Jun. 15—Portland's annual Fourth of July celebration isn't returning to its full glory yet.
For second year in a row, the city will hold a scaled-back version of the event. Last year, COVID was the culprit; this year, it's a staffing shortage.
The annual fireworks show will go on as usual, with people sitting on the grassy hill of the Eastern Promenade Park or watching from boats or locations around Casco Bay. But there will be no performance by the Portland Symphony Orchestra or other entertainment, as there has been in past years.
City staffing shortages are just too great right now for police, public works and other departments to take on the task of managing and cleaning up the kind of event the city has had in the past, said Jessica Grondin, the city's director of communications.

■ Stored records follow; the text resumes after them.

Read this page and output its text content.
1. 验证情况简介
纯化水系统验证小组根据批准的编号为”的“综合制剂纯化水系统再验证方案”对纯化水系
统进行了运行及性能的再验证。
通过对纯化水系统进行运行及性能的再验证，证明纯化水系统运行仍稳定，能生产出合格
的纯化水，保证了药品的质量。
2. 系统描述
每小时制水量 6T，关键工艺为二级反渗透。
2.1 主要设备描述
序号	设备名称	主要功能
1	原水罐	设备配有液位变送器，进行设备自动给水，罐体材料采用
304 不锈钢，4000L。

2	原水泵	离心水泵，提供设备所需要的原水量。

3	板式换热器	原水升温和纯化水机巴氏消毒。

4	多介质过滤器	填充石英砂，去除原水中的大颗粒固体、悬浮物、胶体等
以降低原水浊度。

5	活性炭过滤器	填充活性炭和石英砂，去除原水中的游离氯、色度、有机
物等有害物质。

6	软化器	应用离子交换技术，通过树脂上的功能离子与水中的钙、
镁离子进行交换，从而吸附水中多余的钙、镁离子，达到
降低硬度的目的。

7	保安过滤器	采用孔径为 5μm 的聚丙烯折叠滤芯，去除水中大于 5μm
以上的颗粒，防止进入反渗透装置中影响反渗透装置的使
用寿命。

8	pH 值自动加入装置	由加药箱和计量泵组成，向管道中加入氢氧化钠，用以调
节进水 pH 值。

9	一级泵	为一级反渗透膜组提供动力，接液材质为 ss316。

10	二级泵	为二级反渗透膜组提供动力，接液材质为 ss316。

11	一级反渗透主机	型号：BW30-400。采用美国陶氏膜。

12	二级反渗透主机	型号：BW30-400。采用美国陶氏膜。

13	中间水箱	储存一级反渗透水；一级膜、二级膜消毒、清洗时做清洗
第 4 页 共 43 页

So instead of an event that has entertainment and the PSO to draw more people, this year's celebration will only feature the fireworks show, just like last year's. In 2020, the fireworks and performances were canceled, because of the pandemic.
Grondin said the city currently has 200 to 250 staff vacancies at any given time, out of a total workforce of 1,300 to 1,400. When the city's July Fourth celebration is held, city staff and police have to close streets, set up barricades, direct traffic, manage vendors, keep order and pick up trash. The city has partnered with various groups on the celebration in the past, including Maine-based sports marketing firm Shamrock Sports and Entertainment, and those organizations usually reimburse the city for staff time, Grondin said. But money is not the issue, Grondin said.
"We just don't have the capacity at the moment to do anything larger," she said Wednesday. "We'd certainly be happy to have conversations in the future about a bigger event."
The city's Fourth of July celebration had been estimated to attract 50,000 or more people to the Eastern Promenade before the pandemic. Last year's scaled-back show of just fireworks drew an estimated crowd of about 15,000.
The Portland City Council unanimously approved an order at its June 6 meeting for the city to host the fireworks display on Monday, July 4, at its usual spot on the Eastern Promenade. The order stated that the celebration would have "no musical performance, VIP Area, or ticketed element" and that the city would not "be providing or managing food vendors as has happened in the past."
Licensed food trucks, however, will be allowed to park in the Cutter Street lot in the park during the event. The show is scheduled to start around 9:15 p.m. The rain date is July 5. Putting on the fireworks show costs the city about $30,000, Grondin said.
Grondin said there was interest from Shamrock in partnering with the city again this year and from the PSO about performing, but city officials felt they needed to go with a smaller event.
Gillian Britt, a spokesperson for the Portland Symphony Orchestra, said Wednesday that the "PSO loves the July 4 concert" and that the organization is "in conversations" about being part of a larger-scale celebration in 2023. Brian Corcoran, chief executive officer of Shamrock Sports and Entertainment, did not respond Wednesday to a phone call and an email asking about his company's July Fourth plans.
The Portland Symphony Orchestra has entertained the crowds before and during the fireworks most years since 2010. The Portland Pops concert also was canceled in 2018 because of a lack of funding, though the rest of the celebration went on as usual. The orchestra returned for the 2019 event.